SFMTA faces parking citation shortfall; Muni Metro delays addressed

SF Public Press
 — Nov 8 2010 - 11:39am

It's grim news for the San Francisco Municipal Transportation Agency which faces a $5.8 million budget deficit for the first quarter of the 2011 fiscal year, which began on July 1.

Acting Chief Financial Officer Terrie Williams of the SFMTA, which is in charge of Muni and parking and traffic, presented the report to the board directors at Tuesdays SFMTA meeting. In the first quarter, only $56.7 million was received from parking and traffic fines, $7.5 million less of what the agency had budgeted.

Events such as the playoff games at AT&T Park and the St. Frances Circle construction project played a role in the decrease of parking citations, said Williams.

As many as 20 parking control officers were pulled from their regular duties for the St.
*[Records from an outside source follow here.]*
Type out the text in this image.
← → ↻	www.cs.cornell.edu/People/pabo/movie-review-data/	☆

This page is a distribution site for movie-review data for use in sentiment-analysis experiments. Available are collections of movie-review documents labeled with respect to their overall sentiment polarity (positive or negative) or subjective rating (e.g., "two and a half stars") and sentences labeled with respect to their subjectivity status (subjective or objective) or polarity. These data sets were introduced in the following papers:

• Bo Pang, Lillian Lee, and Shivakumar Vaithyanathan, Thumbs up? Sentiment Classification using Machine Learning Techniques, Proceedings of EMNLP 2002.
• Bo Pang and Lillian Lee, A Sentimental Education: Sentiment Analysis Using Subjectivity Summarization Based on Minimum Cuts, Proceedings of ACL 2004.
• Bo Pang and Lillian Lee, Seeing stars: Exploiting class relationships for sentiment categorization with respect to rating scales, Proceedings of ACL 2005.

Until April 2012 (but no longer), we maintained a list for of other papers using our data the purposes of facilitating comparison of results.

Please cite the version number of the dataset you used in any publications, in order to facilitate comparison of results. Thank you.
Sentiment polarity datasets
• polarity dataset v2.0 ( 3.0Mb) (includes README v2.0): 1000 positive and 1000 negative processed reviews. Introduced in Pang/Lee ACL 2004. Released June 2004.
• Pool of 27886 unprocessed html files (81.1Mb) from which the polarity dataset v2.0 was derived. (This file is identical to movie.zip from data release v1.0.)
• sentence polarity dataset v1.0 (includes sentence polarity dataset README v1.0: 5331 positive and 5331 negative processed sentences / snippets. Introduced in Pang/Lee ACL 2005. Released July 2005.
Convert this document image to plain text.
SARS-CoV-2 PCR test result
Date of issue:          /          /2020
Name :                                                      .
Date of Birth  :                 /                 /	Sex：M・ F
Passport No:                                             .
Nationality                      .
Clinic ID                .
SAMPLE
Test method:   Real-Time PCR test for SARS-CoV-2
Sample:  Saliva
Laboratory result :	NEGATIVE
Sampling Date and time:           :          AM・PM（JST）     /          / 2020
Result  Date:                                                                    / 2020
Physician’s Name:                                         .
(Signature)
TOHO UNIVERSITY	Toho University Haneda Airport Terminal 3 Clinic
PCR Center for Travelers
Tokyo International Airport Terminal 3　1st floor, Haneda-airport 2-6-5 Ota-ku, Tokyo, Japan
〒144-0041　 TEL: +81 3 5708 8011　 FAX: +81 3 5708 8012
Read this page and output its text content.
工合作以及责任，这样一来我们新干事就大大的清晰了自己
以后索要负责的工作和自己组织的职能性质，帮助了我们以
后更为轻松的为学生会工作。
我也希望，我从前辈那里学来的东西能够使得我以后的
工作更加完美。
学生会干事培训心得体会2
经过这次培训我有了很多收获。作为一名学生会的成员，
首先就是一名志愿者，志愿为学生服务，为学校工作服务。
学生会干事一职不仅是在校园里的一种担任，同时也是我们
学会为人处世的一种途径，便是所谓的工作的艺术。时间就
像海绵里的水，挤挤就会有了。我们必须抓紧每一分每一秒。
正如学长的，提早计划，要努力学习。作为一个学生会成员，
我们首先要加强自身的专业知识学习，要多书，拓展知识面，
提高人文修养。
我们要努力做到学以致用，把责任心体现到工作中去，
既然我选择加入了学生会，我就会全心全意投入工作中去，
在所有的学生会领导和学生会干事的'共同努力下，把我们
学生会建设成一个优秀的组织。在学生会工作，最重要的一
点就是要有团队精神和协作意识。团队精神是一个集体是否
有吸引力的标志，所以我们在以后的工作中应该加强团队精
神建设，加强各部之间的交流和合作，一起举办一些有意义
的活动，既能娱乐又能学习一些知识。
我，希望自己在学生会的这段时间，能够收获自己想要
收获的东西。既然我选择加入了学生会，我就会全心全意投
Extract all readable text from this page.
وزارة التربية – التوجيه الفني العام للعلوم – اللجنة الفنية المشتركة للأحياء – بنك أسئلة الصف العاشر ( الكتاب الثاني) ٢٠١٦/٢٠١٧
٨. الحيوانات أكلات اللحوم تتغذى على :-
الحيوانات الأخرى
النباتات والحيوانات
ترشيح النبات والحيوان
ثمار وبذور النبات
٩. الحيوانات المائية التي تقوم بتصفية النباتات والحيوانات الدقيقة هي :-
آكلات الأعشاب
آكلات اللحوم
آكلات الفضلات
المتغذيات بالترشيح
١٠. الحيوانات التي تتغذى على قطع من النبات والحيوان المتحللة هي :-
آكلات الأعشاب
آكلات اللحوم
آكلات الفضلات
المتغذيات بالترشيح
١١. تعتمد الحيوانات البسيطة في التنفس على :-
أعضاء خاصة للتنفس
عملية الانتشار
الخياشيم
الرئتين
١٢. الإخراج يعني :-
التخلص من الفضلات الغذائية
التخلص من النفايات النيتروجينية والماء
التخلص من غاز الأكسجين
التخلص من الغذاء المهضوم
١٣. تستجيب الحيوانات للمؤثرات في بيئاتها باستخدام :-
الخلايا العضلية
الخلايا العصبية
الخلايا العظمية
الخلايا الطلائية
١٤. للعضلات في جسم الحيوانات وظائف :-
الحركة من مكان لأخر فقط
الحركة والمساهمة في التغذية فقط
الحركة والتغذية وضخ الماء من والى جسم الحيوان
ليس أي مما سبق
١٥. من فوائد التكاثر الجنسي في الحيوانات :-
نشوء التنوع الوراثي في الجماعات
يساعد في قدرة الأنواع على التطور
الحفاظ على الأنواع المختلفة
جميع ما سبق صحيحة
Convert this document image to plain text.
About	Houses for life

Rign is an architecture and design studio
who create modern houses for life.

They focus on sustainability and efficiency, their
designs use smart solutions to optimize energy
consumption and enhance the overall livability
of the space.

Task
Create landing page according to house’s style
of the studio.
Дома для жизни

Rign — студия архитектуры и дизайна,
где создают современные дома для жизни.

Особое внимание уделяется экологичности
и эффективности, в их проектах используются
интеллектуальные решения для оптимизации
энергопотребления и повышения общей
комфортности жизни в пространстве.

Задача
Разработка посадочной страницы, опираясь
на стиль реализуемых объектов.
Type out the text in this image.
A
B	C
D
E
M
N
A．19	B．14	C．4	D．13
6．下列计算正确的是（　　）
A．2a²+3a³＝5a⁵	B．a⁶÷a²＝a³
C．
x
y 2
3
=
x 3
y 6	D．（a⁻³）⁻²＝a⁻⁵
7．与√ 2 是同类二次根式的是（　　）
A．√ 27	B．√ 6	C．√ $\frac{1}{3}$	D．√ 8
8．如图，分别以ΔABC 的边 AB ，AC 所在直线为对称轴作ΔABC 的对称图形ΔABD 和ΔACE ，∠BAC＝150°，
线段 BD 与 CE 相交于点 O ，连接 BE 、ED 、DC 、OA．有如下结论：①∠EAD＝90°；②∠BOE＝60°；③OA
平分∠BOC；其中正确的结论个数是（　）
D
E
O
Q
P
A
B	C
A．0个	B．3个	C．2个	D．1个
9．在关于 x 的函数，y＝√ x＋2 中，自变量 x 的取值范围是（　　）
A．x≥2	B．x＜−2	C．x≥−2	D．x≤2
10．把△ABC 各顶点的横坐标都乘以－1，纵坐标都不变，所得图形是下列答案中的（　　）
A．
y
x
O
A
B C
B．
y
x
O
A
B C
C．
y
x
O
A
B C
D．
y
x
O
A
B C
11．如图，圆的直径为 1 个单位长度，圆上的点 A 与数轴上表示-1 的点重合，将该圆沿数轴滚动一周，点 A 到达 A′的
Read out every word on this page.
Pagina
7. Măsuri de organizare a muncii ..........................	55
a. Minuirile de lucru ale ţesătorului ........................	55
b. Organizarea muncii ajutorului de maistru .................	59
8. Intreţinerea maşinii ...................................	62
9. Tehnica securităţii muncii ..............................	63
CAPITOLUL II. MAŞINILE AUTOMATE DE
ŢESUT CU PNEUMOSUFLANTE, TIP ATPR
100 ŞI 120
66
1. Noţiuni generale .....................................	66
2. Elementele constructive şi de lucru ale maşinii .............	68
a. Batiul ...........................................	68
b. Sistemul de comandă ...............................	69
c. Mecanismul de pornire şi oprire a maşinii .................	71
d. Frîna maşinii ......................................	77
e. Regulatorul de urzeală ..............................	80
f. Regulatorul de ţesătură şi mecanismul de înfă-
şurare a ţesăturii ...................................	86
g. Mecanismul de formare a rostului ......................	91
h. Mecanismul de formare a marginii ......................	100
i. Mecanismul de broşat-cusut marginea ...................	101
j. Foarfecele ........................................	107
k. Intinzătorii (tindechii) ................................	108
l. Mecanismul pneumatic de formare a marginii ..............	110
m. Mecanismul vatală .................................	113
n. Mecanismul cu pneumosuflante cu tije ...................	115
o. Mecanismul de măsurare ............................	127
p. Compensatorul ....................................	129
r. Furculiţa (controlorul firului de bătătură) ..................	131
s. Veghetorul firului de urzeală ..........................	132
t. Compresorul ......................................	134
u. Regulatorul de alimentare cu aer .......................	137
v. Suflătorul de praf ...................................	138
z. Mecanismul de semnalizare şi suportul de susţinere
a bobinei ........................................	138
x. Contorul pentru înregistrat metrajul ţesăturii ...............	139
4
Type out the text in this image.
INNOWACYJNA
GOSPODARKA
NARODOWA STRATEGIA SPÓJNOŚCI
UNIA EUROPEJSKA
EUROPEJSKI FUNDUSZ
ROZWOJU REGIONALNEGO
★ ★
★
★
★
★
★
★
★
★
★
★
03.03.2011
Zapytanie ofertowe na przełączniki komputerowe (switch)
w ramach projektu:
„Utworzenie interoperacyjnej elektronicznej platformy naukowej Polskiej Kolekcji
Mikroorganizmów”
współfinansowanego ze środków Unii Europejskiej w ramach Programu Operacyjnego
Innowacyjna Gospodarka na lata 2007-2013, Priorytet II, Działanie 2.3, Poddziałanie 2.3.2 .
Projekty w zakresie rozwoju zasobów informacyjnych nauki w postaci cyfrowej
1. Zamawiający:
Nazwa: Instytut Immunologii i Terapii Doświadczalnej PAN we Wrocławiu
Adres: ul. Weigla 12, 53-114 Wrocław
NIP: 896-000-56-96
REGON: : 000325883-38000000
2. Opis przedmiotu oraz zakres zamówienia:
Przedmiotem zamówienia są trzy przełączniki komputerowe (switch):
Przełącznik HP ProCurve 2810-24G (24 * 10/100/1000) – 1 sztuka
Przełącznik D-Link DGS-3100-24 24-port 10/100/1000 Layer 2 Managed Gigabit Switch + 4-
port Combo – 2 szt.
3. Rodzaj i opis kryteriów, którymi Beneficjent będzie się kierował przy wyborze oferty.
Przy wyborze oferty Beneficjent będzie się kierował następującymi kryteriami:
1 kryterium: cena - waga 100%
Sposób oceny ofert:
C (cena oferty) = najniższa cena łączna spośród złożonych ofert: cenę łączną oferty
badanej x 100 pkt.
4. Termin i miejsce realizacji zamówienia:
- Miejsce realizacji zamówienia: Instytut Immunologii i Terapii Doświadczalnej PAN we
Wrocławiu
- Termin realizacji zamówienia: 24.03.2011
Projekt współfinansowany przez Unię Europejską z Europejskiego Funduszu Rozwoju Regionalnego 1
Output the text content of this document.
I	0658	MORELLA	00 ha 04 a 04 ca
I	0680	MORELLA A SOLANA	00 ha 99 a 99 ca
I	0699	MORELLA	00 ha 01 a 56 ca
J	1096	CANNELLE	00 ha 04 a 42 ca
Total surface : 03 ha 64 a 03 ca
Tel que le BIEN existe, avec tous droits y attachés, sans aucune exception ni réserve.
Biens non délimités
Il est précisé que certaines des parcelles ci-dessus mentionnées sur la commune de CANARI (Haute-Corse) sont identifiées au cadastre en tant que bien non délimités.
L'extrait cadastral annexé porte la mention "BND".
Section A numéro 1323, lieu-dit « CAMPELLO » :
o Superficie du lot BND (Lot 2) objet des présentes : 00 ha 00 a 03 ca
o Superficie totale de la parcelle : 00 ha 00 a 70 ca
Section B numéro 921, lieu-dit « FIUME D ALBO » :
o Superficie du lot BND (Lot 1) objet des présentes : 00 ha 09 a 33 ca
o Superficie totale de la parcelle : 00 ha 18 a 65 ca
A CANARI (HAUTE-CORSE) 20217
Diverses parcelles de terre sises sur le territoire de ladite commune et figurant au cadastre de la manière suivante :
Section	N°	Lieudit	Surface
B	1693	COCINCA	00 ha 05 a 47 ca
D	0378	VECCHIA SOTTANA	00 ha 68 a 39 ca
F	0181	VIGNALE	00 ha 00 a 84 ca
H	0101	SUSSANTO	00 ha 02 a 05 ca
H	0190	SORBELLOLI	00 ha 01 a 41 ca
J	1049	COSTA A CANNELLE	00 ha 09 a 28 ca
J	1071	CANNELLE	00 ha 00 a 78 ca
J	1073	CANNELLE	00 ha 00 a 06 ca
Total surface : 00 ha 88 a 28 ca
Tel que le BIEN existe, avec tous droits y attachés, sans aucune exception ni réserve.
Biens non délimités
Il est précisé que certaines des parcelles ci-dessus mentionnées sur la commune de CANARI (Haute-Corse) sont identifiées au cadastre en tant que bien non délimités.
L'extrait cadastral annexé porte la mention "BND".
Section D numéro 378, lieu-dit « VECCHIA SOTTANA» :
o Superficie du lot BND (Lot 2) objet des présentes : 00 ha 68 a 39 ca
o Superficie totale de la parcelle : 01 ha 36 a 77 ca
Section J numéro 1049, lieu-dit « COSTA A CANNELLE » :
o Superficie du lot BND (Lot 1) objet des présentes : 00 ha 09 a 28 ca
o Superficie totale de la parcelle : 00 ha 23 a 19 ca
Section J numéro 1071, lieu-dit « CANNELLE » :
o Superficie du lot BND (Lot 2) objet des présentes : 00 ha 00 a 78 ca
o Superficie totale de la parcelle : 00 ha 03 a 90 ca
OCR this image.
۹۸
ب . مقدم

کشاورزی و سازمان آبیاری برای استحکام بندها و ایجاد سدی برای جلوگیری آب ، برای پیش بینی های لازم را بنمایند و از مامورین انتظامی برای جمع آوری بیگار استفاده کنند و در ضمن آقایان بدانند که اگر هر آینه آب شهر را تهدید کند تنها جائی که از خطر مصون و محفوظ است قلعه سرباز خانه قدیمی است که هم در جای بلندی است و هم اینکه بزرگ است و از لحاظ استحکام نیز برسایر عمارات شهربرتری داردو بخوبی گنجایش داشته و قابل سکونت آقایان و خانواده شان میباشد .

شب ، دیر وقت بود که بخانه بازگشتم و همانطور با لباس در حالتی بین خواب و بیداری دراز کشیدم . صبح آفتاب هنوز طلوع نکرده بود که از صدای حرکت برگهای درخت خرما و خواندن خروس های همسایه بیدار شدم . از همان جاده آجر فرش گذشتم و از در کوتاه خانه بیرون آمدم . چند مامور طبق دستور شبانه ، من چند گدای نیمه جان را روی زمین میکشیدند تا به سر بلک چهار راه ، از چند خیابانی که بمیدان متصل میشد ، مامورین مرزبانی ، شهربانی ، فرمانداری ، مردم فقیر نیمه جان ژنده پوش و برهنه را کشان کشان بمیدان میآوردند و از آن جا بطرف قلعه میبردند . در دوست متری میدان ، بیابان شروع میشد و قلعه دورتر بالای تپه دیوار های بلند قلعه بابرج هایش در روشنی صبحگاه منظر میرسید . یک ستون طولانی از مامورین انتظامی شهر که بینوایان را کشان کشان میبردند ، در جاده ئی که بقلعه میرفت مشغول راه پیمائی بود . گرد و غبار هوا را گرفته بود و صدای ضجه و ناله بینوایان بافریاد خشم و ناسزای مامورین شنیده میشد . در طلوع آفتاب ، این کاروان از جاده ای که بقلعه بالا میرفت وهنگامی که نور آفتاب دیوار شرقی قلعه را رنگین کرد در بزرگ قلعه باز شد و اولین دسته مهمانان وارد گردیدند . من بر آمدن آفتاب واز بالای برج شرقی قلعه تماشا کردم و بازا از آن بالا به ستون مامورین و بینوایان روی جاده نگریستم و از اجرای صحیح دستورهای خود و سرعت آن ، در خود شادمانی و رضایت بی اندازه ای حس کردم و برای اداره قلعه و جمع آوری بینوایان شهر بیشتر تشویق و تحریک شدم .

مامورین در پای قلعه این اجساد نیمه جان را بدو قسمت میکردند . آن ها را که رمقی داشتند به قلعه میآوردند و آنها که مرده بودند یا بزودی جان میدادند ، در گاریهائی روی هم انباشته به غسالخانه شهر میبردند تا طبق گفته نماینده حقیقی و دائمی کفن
Frances Circle project, said Transit Director John Haley. And officers were also shifted to AT&T Park during the Giants World Series run. Haley said he is working on a plan to recoup some of the lost revenue from parking citations.

Muni Metro delays

A series of delays in the Muni Metro underground system over the past two months were blamed on computer and equipment problems.

The first problem was a signal malfunction with the automatic train control switch, which allows light-rail vehicles to switch to automatic when they enter the underground tunnel.

“When that switch fails, the trains have to go to manual mode which causes the system to slow down,” said Paul Rose, SFMTA spokesman.

Haley said the company who produces the automatic train control provided a software upgrade, which solved the problem of the switch malfunctioning.

The most detrimental delays occurs when the signal cable in the underground is cut, according to Haley. He said metal sharp objects hanging from the bottom of the light rail vehicle is to blame for the cable being cut. It's been happening about an average of 12 times a month. The signal cables allow communications between trains and control signals throughout the subway.

One of the objects called a sander hose, which disperses sand on the tracks for traction, has been the culprit for three incidents involving the cable being cut.

Haley said before the cables are replaced, he will first look at the objects under light-rail vehicles, including the sander hose to see what improvements can be made with the device.